The 2002 proved to be a watershed year for PDP which won 16 seats and entered into a post-poll alliance with Congress to form the government. Both parties decided to have a rotational chief minister for three years each. Despite having fewer seats, PDP was allowed to head the government and Mufti Mohammad Sayeed became the chief minister. Mehbooba did not contest assembly polls and instead focused on campaigning.
It was 2008 which changed the course of history. The PDP withdrew support to the Ghulam Nabi Azad government over Amarnath land row and tried to skid safe, though it was their minister who had brought the memo in the cabinet for transferring land to Shri Amarnath Shrine Board.

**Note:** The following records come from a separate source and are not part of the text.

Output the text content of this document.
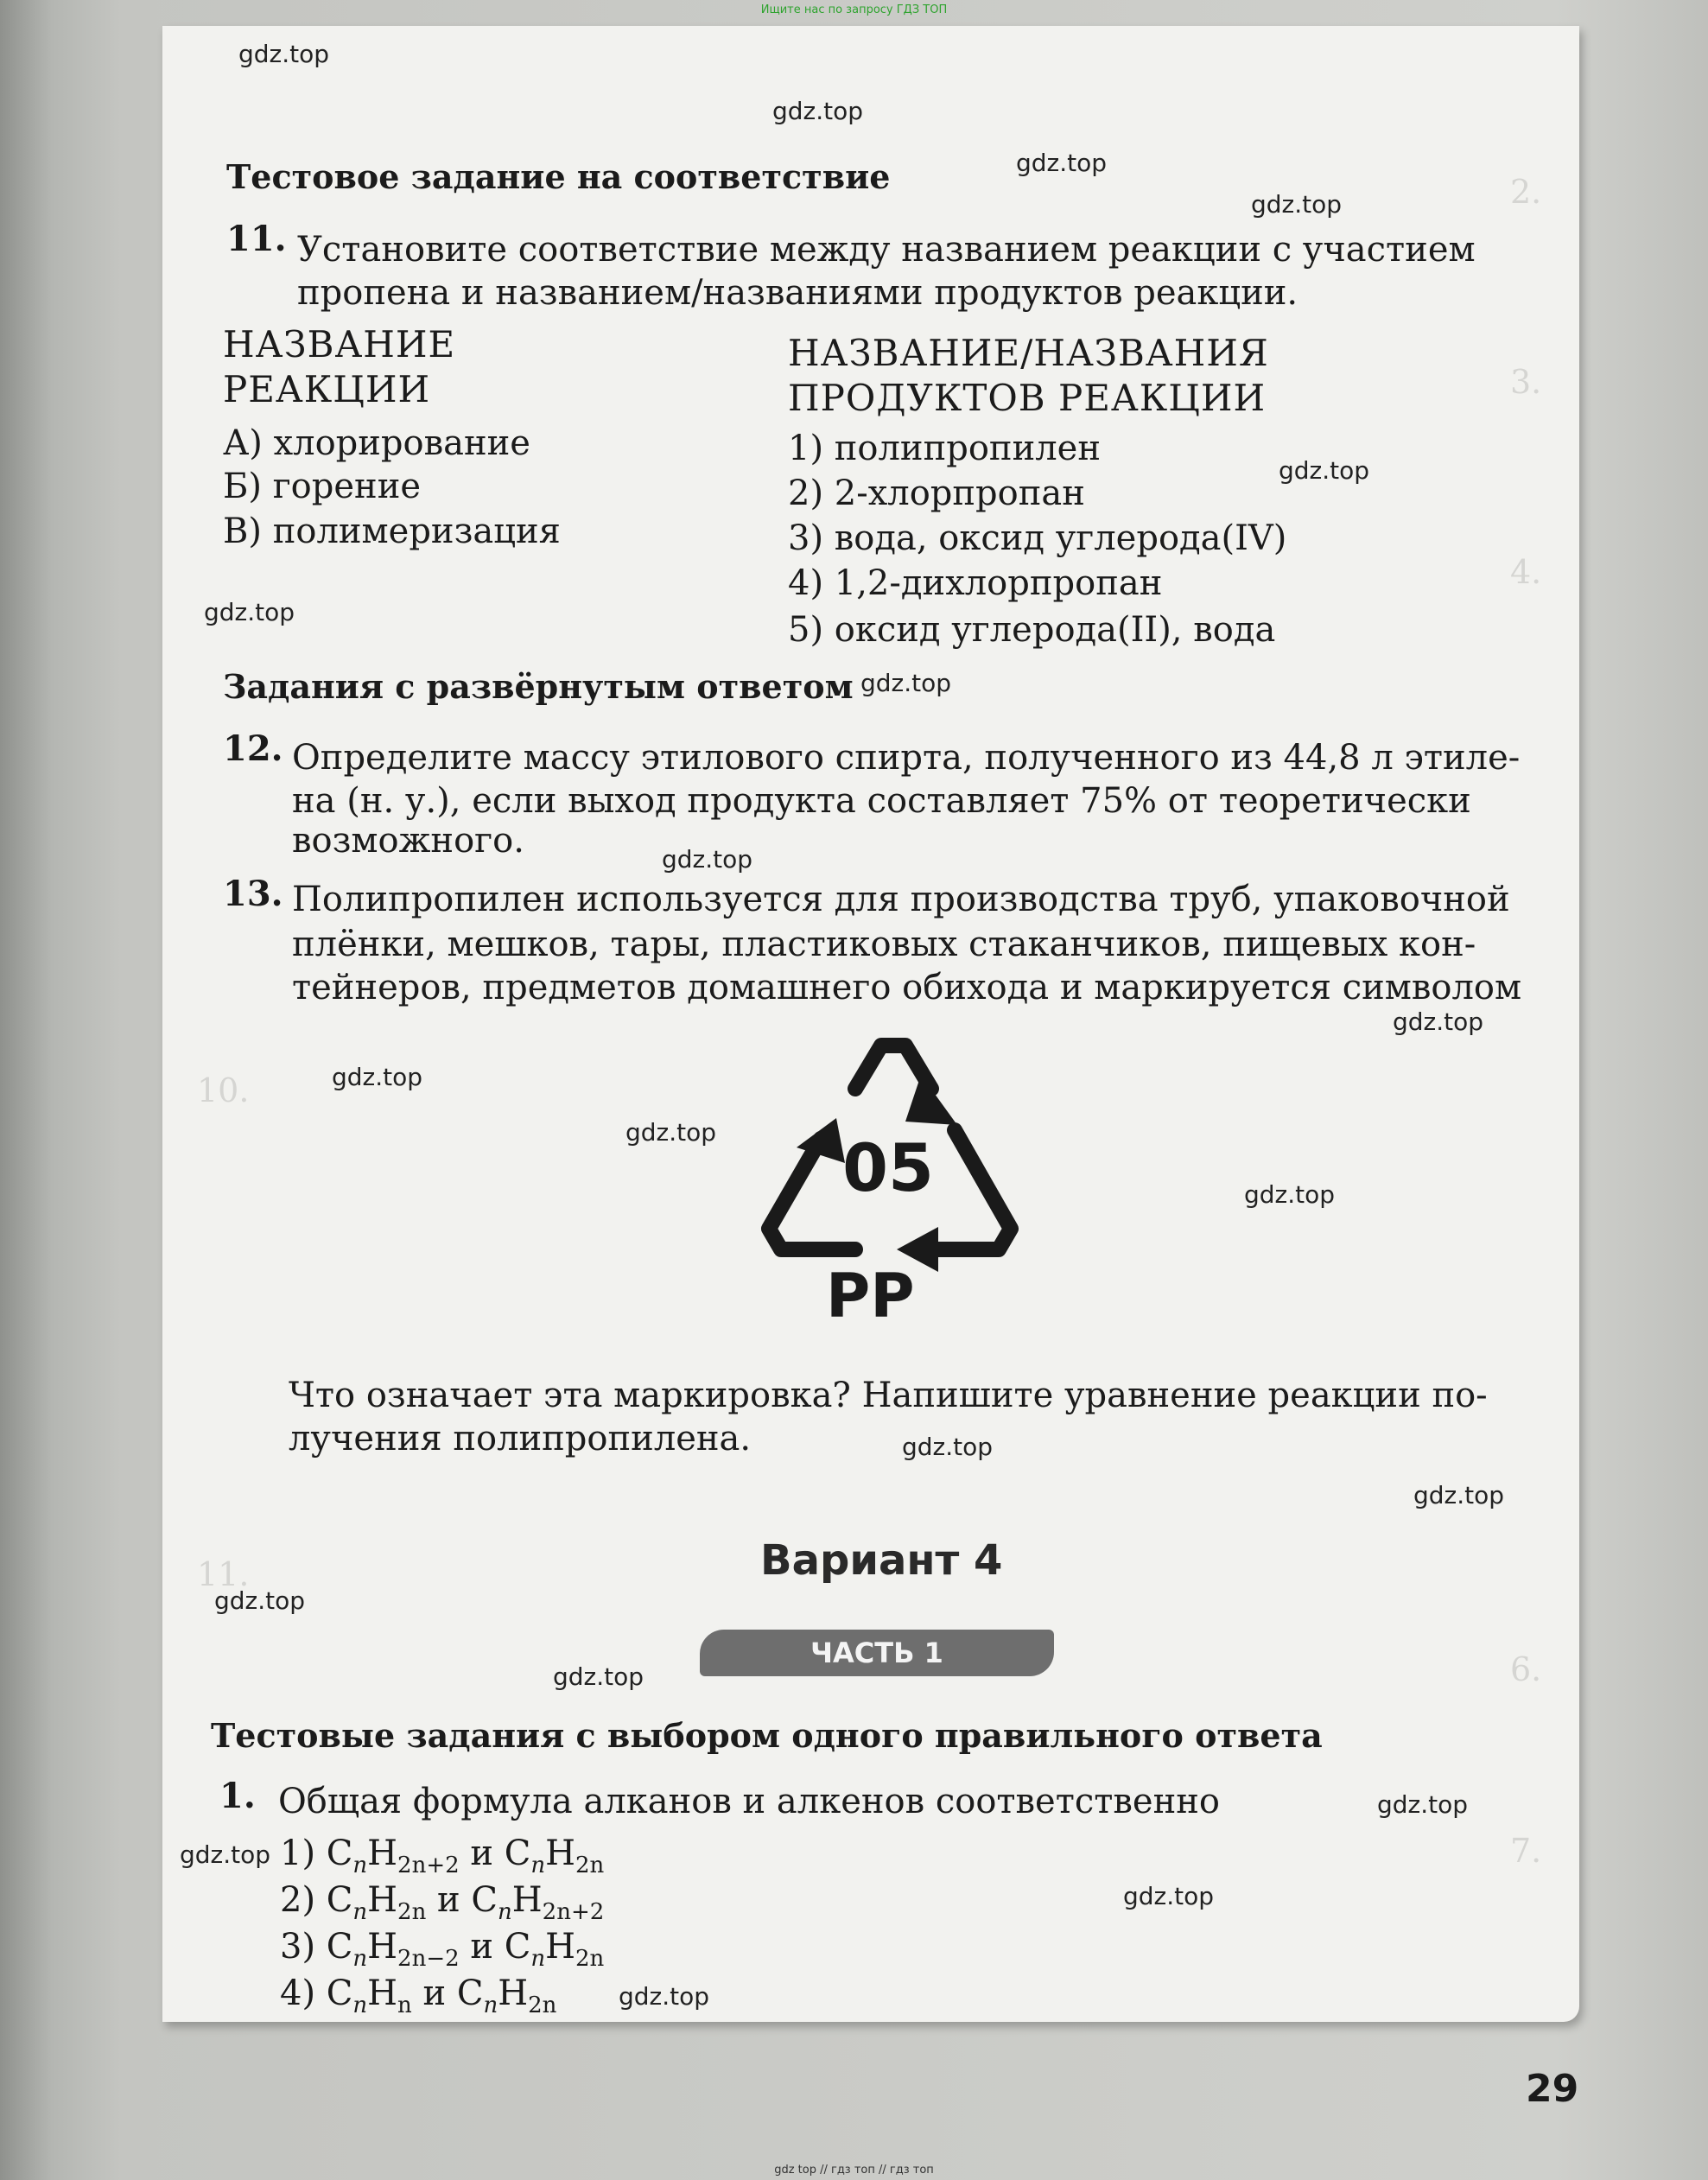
Ищите нас по запросу ГДЗ ТОП
2.
3.
4.
10.
11.
6.
7.
gdz.top
gdz.top
gdz.top
gdz.top
gdz.top
gdz.top
gdz.top
gdz.top
gdz.top
gdz.top
gdz.top
gdz.top
gdz.top
gdz.top
gdz.top
gdz.top
gdz.top
gdz.top
gdz.top
gdz.top
Тестовое задание на соответствие
11. Установите соответствие между названием реакции с участием
пропена и названием/названиями продуктов реакции.
НАЗВАНИЕ
РЕАКЦИИ
А) хлорирование
Б) горение
В) полимеризация
НАЗВАНИЕ/НАЗВАНИЯ
ПРОДУКТОВ РЕАКЦИИ
1) полипропилен
2) 2-хлорпропан
3) вода, оксид углерода(IV)
4) 1,2-дихлорпропан
5) оксид углерода(II), вода
Задания с развёрнутым ответом
12. Определите массу этилового спирта, полученного из 44,8 л этиле-
на (н. у.), если выход продукта составляет 75% от теоретически
возможного.
13. Полипропилен используется для производства труб, упаковочной
плёнки, мешков, тары, пластиковых стаканчиков, пищевых кон-
тейнеров, предметов домашнего обихода и маркируется символом
05
PP
Что означает эта маркировка? Напишите уравнение реакции по-
лучения полипропилена.
Вариант 4
ЧАСТЬ 1
Тестовые задания с выбором одного правильного ответа
1. Общая формула алканов и алкенов соответственно
1) $C_nH_{2n+2}$ и $C_nH_{2n}$
2) $C_nH_{2n}$ и $C_nH_{2n+2}$
3) $C_nH_{2n-2}$ и $C_nH_{2n}$
4) $C_nH_n$ и $C_nH_{2n}$
29
gdz top // гдз топ // гдз топ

The elections later that year saw PDP becoming a pariah. Congress entered into an alliance National Conference to form the government. Though 2009 Shopian alleged rape and murder, 2010 civil unrest, 2013 Afzal Guru hanging and 2014 floods helped PDP to regain its lost ground, the alliance with BJP poured cold water on its hard work.
In the 2014 parliament elections, both PDP and BJP contested separately. Both parties won three seats each. BJP riding high on the Modi wave swept Dogra land winning both Udhampur and Jammu parliamentary seats beside the lone seat of Ladakh. PDP won all three seats in Kashmir. It was followed by the victory in assembly polls.

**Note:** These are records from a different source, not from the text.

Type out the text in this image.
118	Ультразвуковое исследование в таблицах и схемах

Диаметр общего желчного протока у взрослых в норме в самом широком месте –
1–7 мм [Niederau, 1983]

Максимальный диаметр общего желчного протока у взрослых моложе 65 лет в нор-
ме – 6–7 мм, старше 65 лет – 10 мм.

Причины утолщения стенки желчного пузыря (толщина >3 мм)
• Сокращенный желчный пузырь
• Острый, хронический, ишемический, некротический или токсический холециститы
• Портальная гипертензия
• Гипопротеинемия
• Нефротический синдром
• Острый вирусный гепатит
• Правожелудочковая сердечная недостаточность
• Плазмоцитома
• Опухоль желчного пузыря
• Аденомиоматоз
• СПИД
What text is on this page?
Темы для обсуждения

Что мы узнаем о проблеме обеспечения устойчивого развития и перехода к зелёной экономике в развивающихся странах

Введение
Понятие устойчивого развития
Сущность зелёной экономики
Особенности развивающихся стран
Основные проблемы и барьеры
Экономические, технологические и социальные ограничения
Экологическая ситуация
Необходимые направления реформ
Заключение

Mufti Sayeed entered into a post-poll alliance with BJP and became the chief minister for the second time. But his untimely death in 2016 threw new challenges. Mehbooba though tried to renegotiate the terms and conditions, yet gave up to the temptation of power.
Analysts said the tie-up with BJP did her in. When she and her closest aides were swearing by the alliance, the BJP was preparing for the bigger task. She was boasting of not announcing the CBI probe into the Kathua rape and murder case, yet the BJP had a bigger goal in mind.
Modi 2.0 at the Centre not only scrapped Article 370 but also downgraded Jammu and Kashmir into union territory. It was PDP that gave BJP an opening in Jammu and Kashmir. The party was never part of the power structure in J&K. It was PDP that brought them to power. The BJP honed their skills and ultimately, they used those against her.
Things have reached such a pass when she and her mother were denied passport. Interestingly CID gave the same reasons which her government used to cite while denying travel documents to dissenters.
Mehbooba’s woes do not end here. She is on the radar of the Enforcement Directorate. ED questioned her for five hours at Srinagar in a money laundering case. It appears that the worst is yet to come. ED and NIA are bracing up to expand the probe against Mehbooba and her close aides.
PDP’s stocks are down. The edifice is crumbling. Behind the bluster of Mehbooba lies the defeat and deceit. As they say, chickens have come home to roost.